My worry with the behavioural science team is that their thinking just isn't complex enough- if you close schools completely, people will have grandparents look after kids- yes, but what if you reduced the school population by getting rid of fines, allowed immune suppressed or vulnerable children to stay home, closed only schools with corona for deep cleans for a week then reopened (many schools with a child haven't even had this basic basic measure!), had a skeleton staff, had only Year 11's in secondary and so on. Looked at other countries who have continued free school meals for the poorest- how are they delivering them?
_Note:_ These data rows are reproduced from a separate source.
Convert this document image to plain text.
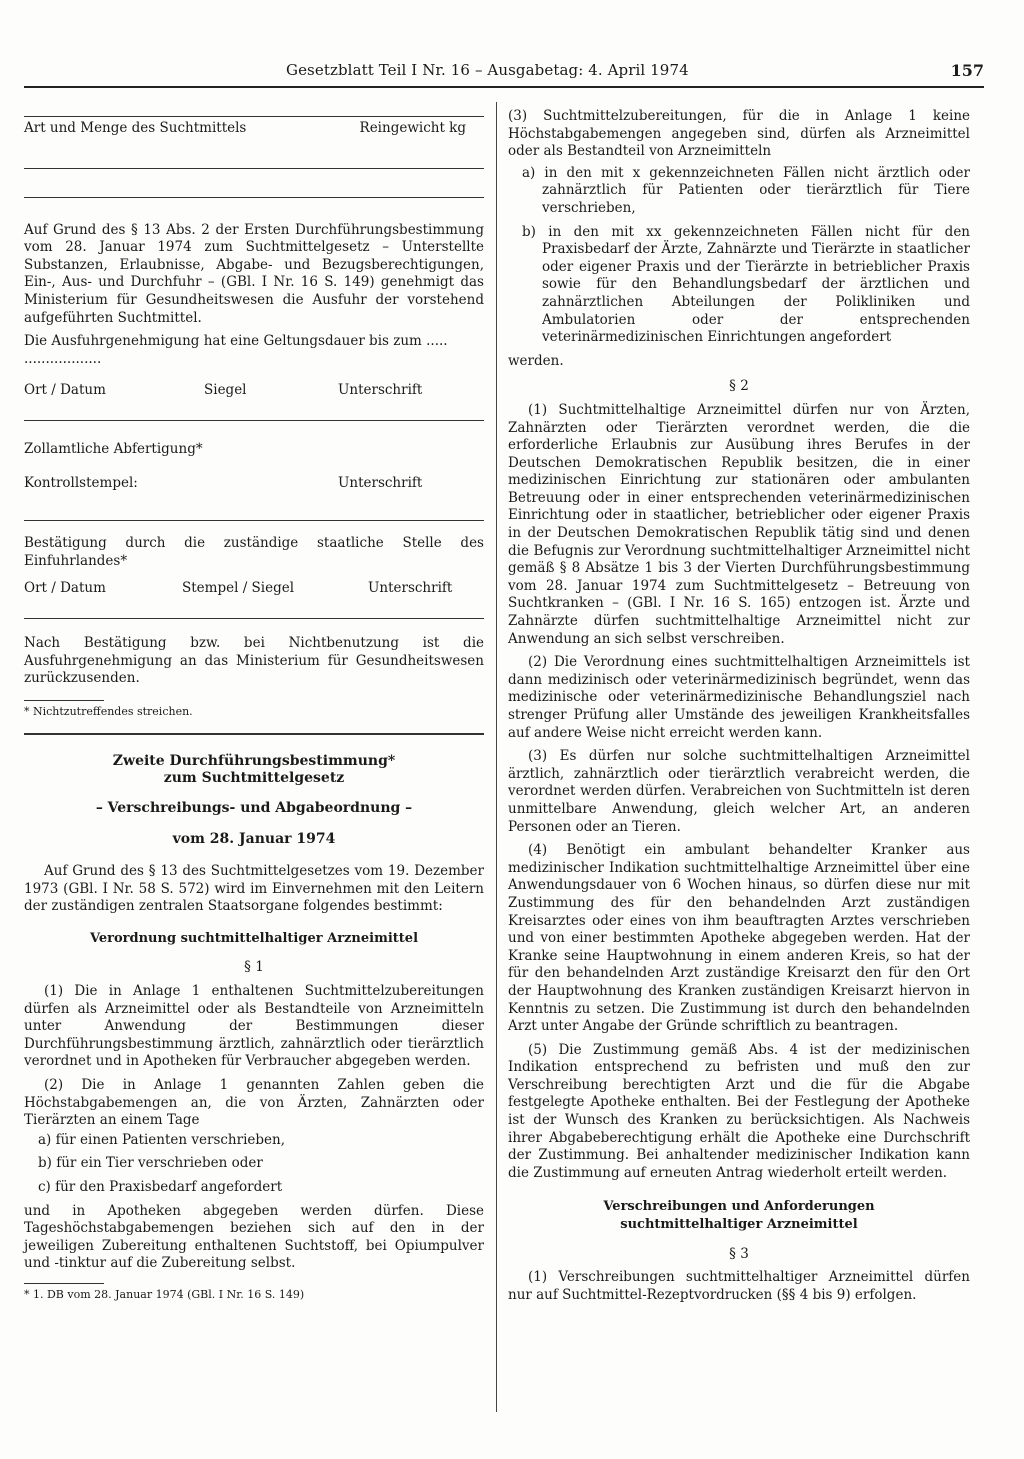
Gesetzblatt Teil I Nr. 16 – Ausgabetag: 4. April 1974	157
Art und Menge des Suchtmittels	Reingewicht kg

Auf Grund des § 13 Abs. 2 der Ersten Durchführungsbestimmung vom 28. Januar 1974 zum Suchtmittelgesetz – Unterstellte Substanzen, Erlaubnisse, Abgabe- und Bezugsberechtigungen, Ein-, Aus- und Durchfuhr – (GBl. I Nr. 16 S. 149) genehmigt das Ministerium für Gesundheitswesen die Ausfuhr der vorstehend aufgeführten Suchtmittel.

Die Ausfuhrgenehmigung hat eine Geltungsdauer bis zum .....

..................

Ort / Datum	Siegel	Unterschrift

Zollamtliche Abfertigung*

Kontrollstempel:	Unterschrift

Bestätigung durch die zuständige staatliche Stelle des Einfuhrlandes*

Ort / Datum	Stempel / Siegel	Unterschrift

Nach Bestätigung bzw. bei Nichtbenutzung ist die Ausfuhrgenehmigung an das Ministerium für Gesundheitswesen zurückzusenden.

* Nichtzutreffendes streichen.

Zweite Durchführungsbestimmung*
zum Suchtmittelgesetz
– Verschreibungs- und Abgabeordnung –
vom 28. Januar 1974

Auf Grund des § 13 des Suchtmittelgesetzes vom 19. Dezember 1973 (GBl. I Nr. 58 S. 572) wird im Einvernehmen mit den Leitern der zuständigen zentralen Staatsorgane folgendes bestimmt:

Verordnung suchtmittelhaltiger Arzneimittel
§ 1

(1) Die in Anlage 1 enthaltenen Suchtmittelzubereitungen dürfen als Arzneimittel oder als Bestandteile von Arzneimitteln unter Anwendung der Bestimmungen dieser Durchführungsbestimmung ärztlich, zahnärztlich oder tierärztlich verordnet und in Apotheken für Verbraucher abgegeben werden.

(2) Die in Anlage 1 genannten Zahlen geben die Höchstabgabemengen an, die von Ärzten, Zahnärzten oder Tierärzten an einem Tage

a) für einen Patienten verschrieben,

b) für ein Tier verschrieben oder

c) für den Praxisbedarf angefordert

und in Apotheken abgegeben werden dürfen. Diese Tageshöchstabgabemengen beziehen sich auf den in der jeweiligen Zubereitung enthaltenen Suchtstoff, bei Opiumpulver und -tinktur auf die Zubereitung selbst.

* 1. DB vom 28. Januar 1974 (GBl. I Nr. 16 S. 149)

(3) Suchtmittelzubereitungen, für die in Anlage 1 keine Höchstabgabemengen angegeben sind, dürfen als Arzneimittel oder als Bestandteil von Arzneimitteln

a) in den mit x gekennzeichneten Fällen nicht ärztlich oder zahnärztlich für Patienten oder tierärztlich für Tiere verschrieben,

b) in den mit xx gekennzeichneten Fällen nicht für den Praxisbedarf der Ärzte, Zahnärzte und Tierärzte in staatlicher oder eigener Praxis und der Tierärzte in betrieblicher Praxis sowie für den Behandlungsbedarf der ärztlichen und zahnärztlichen Abteilungen der Polikliniken und Ambulatorien oder der entsprechenden veterinärmedizinischen Einrichtungen angefordert

werden.

§ 2

(1) Suchtmittelhaltige Arzneimittel dürfen nur von Ärzten, Zahnärzten oder Tierärzten verordnet werden, die die erforderliche Erlaubnis zur Ausübung ihres Berufes in der Deutschen Demokratischen Republik besitzen, die in einer medizinischen Einrichtung zur stationären oder ambulanten Betreuung oder in einer entsprechenden veterinärmedizinischen Einrichtung oder in staatlicher, betrieblicher oder eigener Praxis in der Deutschen Demokratischen Republik tätig sind und denen die Befugnis zur Verordnung suchtmittelhaltiger Arzneimittel nicht gemäß § 8 Absätze 1 bis 3 der Vierten Durchführungsbestimmung vom 28. Januar 1974 zum Suchtmittelgesetz – Betreuung von Suchtkranken – (GBl. I Nr. 16 S. 165) entzogen ist. Ärzte und Zahnärzte dürfen suchtmittelhaltige Arzneimittel nicht zur Anwendung an sich selbst verschreiben.

(2) Die Verordnung eines suchtmittelhaltigen Arzneimittels ist dann medizinisch oder veterinärmedizinisch begründet, wenn das medizinische oder veterinärmedizinische Behandlungsziel nach strenger Prüfung aller Umstände des jeweiligen Krankheitsfalles auf andere Weise nicht erreicht werden kann.

(3) Es dürfen nur solche suchtmittelhaltigen Arzneimittel ärztlich, zahnärztlich oder tierärztlich verabreicht werden, die verordnet werden dürfen. Verabreichen von Suchtmitteln ist deren unmittelbare Anwendung, gleich welcher Art, an anderen Personen oder an Tieren.

(4) Benötigt ein ambulant behandelter Kranker aus medizinischer Indikation suchtmittelhaltige Arzneimittel über eine Anwendungsdauer von 6 Wochen hinaus, so dürfen diese nur mit Zustimmung des für den behandelnden Arzt zuständigen Kreisarztes oder eines von ihm beauftragten Arztes verschrieben und von einer bestimmten Apotheke abgegeben werden. Hat der Kranke seine Hauptwohnung in einem anderen Kreis, so hat der für den behandelnden Arzt zuständige Kreisarzt den für den Ort der Hauptwohnung des Kranken zuständigen Kreisarzt hiervon in Kenntnis zu setzen. Die Zustimmung ist durch den behandelnden Arzt unter Angabe der Gründe schriftlich zu beantragen.

(5) Die Zustimmung gemäß Abs. 4 ist der medizinischen Indikation entsprechend zu befristen und muß den zur Verschreibung berechtigten Arzt und die für die Abgabe festgelegte Apotheke enthalten. Bei der Festlegung der Apotheke ist der Wunsch des Kranken zu berücksichtigen. Als Nachweis ihrer Abgabeberechtigung erhält die Apotheke eine Durchschrift der Zustimmung. Bei anhaltender medizinischer Indikation kann die Zustimmung auf erneuten Antrag wiederholt erteilt werden.

Verschreibungen und Anforderungen
suchtmittelhaltiger Arzneimittel
§ 3

(1) Verschreibungen suchtmittelhaltiger Arzneimittel dürfen nur auf Suchtmittel-Rezeptvordrucken (§§ 4 bis 9) erfolgen.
Bringing forward Easter by a week.
There are so many different permutations of 'closing the schools' that you could go for, I am not convinced their models can take account of all these parameters- and I also don't understand why some modelling shows good results for school closure, what's wrong with their models.
Similarly- if they close large football stadiums, people will go to pubs- what? In many countries pubs have closed, theatres have closed, museums have closed. People then have to socialize sparsely, spread out and in small groups. This isn't a watch in a stadium/watch in a pub dichotomy.
They seem seduced by the 'people are irrational, we have to do counter-intuitive things' rhetoric, but I disagree that people are stupid. Actually, people's instinct to stay away from potentially sick people is pretty rational, and for those who don't find it so, fines/social disapproval can also work.
I also get the point about fatigue, but honestly, on an island we should have been able to contain this. We haven't even tried. MH even admitted tonight he's just instituted better advice at airports from those returning from Italy today- after two weeks of criticism that people are literally walking in from hot spots straight onto public transport. They are slow and cumbersome and not learning from elsewhere.